Random googled data:
Water heaters must be less than 140 F per IPC, can be higher if approved mixing valve is installed on output.
120 F is considered the limit for scald protection.
110 F is ADA/ child safer.
The other issue is that setting the temperature lower also promotes the growth of legionnaires. Most recommend a minimum of 120F to prevent the growth of legionnaires.
This limits your ability to use your hot water heater as a method of energy storage safely, unless you do add a thermostatic mixing valve which allows you to set your water heater temperature higher.
The rheem system uses their proprietary Econet platform. It's all cloud controlled. Some people have figured out certain endpoints. I found one that lists the power usage and published my findings on the 'smarthings' website.
I haven't tried pushing any settings yet, just reading the values.
I just installed a Rheem 50 gal Heat Pump Water. The short-review: It's quiet (can barely hear it on the other side of a wall), and if the consumption data being provided by the Econet app is to be believed, it's very efficient in heat-pump mode only using about 1.4 kWh / day on average for the past 3 days with typical hot water use. This is in San Diego, so relatively warm inlet water temps (after the first fill, tank measured ~70F) and relatively warm ambient temps (garage ranging from 70-75F).
This replaced a 12 yo gas water heater rated to use 250 therms/year, but I estimate only used 84 therms/year or 7 therms/month based on my billing data from non-heating months (hard to completely separate furnace gas usage from water heater gas usage).
If the Econet energy usage data is correct, it's on track to only use 40-50 kWh / this month. This is the equivalent of about 1.4-1.7 therms of gas / month in raw energy. If the heat-pump has an UEF of 3.5 and the old gas heater an UEF of 0.6, does this add up? 50 kWh of heat pump energy over a month turns into 175 kWh of energy into the tank. A therm of gas has 29.3 kWh equivalent, of which only 60% makes it out of the tank - 7 therms * 29.3 kwh * 60% = 123 kWh of energy. Hmm, so maybe not as efficient as it claims? Either way, I'm not even going to able to notice 50 kWh / month on my energy bill.

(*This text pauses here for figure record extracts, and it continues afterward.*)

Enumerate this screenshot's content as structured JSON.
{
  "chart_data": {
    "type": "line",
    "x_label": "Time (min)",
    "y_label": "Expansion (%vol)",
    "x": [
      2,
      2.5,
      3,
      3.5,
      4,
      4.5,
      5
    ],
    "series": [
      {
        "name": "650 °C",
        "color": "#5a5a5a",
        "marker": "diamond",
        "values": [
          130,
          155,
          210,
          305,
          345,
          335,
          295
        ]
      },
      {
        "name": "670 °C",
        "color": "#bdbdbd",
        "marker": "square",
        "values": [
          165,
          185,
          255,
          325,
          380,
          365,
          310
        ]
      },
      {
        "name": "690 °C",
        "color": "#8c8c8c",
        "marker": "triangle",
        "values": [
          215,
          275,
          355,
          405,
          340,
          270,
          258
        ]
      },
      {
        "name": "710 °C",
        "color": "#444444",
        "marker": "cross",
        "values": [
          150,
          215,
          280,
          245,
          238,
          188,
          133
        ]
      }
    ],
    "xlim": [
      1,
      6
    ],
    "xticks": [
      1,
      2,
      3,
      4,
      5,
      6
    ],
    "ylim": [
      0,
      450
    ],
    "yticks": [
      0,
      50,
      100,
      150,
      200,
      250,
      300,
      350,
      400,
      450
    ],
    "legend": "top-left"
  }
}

As far as using Econet to assist with energy storage - one real drawback is that you have to use the app to program the water heater for different temperatures based on time of day - you can't do it from the control panel. The app is also fairly buggy, at least on Android - it crashes regularly and had some weird issues setting up the time periods in the schedule. It gives you the ability to set 4 different time periods with different operating modes, allowing you to set the time, temperature and operating mode (heat pump, energy saver, high demand, electric). But given the safety issues with varying your temperatures from 120F, that significantly limits the amount of load shifting you can get away with.
A thermostatic mixing valve would let you safely set much higher water temps, but this does come at the expense of a reduction in efficiency - the heat pump will be less efficient in heating water up to higher temperatures than lower temperatures.
For now, I am trying out setting the target temperature to 115F during utility peak rates and 125F the last hour of super-off-peak rates (and 120F the rest of the time), but I think that eventually I will end up narrowing this range down given the low overall usage of the heater.
As an aside - why did I choose this over another gas furnace? At current electricity / gas rates here in San Diego, there is no financial benefit to doing so - in fact, even with the vastly higher efficiency, running the old burner is slightly cheaper - gas is about $1.40/therm, electricity varies from $0.10-0.50/kWh (average around $0.25/kWh). But with the heat pump I get a chance to eliminate a large chunk of my natural gas usage, I get to cool the garage in the summer instead of heating it and I have the ability to add more solar (would only take a single solar panel) to offset the energy usage of that appliance.